Photoshop, Illustrator, InDesign [2022]

The Sierra Club has a long history of outings programs, including hikes and service trips (i.e trail building and restoration projects), throughout the state. In 2020, due to COVID-19, it canceled its outings and restoration project. The Virtual Tree Planting program was created as a way to get people to plant and care for trees at home. The “virtual” part includes a ZOOM master class with two Sierra Club tree planting experts and super volunteers. During this class participants who are interested in planting trees at home can learn about native plants, discuss plant and tree care, ask questions, and talk story. It’s not very structured, and is meant to be more informal and welcoming. Following the class, The Sierra Club picks up a variety of trees (the last round included alaheʻe, ʻaʻaliʻi, milo, oʻhia and hibiscus) from local nursery, Hui Ku Maoli Ola). The Sierra Club then arranges for people to pick up their trees at one of the tree planting sites, Ala Mahamoe on Oʻahu. The tree pick up is first come/first served, but all folks who come will be able to talk to project volunteers if they have questions about which tree would be right for their space. The Sierra Club also gives away “gift bags” of soil and fertilizer, and will include the “how to care for your tree” information booklet.

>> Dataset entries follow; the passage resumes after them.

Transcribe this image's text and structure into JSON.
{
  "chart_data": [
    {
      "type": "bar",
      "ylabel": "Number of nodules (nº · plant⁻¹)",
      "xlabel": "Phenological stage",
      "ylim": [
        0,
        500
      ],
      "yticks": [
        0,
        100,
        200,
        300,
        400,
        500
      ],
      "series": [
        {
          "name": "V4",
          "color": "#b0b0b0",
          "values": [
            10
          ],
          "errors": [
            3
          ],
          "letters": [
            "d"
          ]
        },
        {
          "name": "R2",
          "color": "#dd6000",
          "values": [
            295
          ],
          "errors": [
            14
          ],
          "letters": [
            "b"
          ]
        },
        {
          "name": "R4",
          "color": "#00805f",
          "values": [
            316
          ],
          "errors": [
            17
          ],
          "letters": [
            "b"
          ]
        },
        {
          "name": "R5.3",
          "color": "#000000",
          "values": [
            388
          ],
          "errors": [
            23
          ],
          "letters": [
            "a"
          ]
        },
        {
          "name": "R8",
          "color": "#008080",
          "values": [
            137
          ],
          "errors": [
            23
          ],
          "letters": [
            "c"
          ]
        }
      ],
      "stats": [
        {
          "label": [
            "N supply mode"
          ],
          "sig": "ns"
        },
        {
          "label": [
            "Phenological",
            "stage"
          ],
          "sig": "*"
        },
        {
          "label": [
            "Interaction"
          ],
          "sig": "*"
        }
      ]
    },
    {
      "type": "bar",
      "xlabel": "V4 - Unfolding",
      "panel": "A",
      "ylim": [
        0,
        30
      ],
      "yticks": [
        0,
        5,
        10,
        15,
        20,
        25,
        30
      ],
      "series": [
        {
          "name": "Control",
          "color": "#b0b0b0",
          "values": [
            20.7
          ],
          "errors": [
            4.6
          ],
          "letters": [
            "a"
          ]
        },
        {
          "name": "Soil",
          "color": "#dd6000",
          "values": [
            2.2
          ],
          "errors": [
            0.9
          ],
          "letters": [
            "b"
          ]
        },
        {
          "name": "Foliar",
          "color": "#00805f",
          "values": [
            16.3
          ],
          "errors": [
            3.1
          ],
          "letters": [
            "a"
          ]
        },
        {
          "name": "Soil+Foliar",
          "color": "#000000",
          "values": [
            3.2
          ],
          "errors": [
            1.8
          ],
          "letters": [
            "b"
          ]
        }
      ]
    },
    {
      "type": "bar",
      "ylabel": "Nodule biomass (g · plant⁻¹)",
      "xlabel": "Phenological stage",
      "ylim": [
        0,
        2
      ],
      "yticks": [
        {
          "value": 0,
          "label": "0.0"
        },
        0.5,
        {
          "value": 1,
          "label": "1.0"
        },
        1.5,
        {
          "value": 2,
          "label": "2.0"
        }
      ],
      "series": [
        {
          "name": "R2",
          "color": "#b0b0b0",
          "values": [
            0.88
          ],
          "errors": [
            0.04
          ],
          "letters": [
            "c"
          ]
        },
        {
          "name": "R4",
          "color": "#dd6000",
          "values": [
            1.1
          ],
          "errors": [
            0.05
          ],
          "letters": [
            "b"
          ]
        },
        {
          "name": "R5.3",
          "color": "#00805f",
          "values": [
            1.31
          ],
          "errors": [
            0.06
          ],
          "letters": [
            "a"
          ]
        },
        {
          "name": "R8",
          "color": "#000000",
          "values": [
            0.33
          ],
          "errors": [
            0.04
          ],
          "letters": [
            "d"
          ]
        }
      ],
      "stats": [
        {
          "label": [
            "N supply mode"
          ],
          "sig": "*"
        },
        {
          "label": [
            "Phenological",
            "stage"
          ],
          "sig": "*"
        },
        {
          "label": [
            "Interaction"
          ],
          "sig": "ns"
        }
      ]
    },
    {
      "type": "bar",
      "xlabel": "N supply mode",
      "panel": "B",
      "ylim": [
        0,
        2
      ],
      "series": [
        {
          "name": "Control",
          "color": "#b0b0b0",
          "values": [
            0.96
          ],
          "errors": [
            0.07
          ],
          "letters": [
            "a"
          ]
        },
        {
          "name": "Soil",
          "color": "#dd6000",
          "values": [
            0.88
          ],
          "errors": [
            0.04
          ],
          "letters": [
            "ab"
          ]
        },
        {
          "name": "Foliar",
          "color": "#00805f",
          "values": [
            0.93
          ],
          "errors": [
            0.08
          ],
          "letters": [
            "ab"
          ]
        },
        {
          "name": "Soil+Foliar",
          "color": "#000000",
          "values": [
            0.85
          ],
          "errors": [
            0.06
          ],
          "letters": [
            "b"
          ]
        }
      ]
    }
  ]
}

As a part of a design team tasked with creating a program name as well as an identity system for this Virtual Tree Planting program, Hawaiʻi Roots was born. The concept behind this was that along with the roots being the strongest part of the tree, we also wanted to emphasize the concept of mālama ʻāina. Through the actions of caring for their tree, the person is tied back to the roots of Hawaiian culture that helped Native Hawaiians live a subsistence lifestyle. But, not only that, trees are vital to the environment—they provide oxygen, improve air quality, conserve water, support wildlife, and so on. So with that, these roots that will be planted and cared for will be vital parts of the environment and as they grow over the years, they will help make for a sustainable planet for not only our generation but for generations after us. 

The mark consists of three main components: 1) roots that hang below each letter of the program name which sits in the middle ground of the mark, 2) the program name, Hawaiʻi Roots, and 3) the icons that are composed of illustrations of Native Hawaiian flora and fauna as well as tools commonly used in the tree planting process that sit or emulate growth above each letter.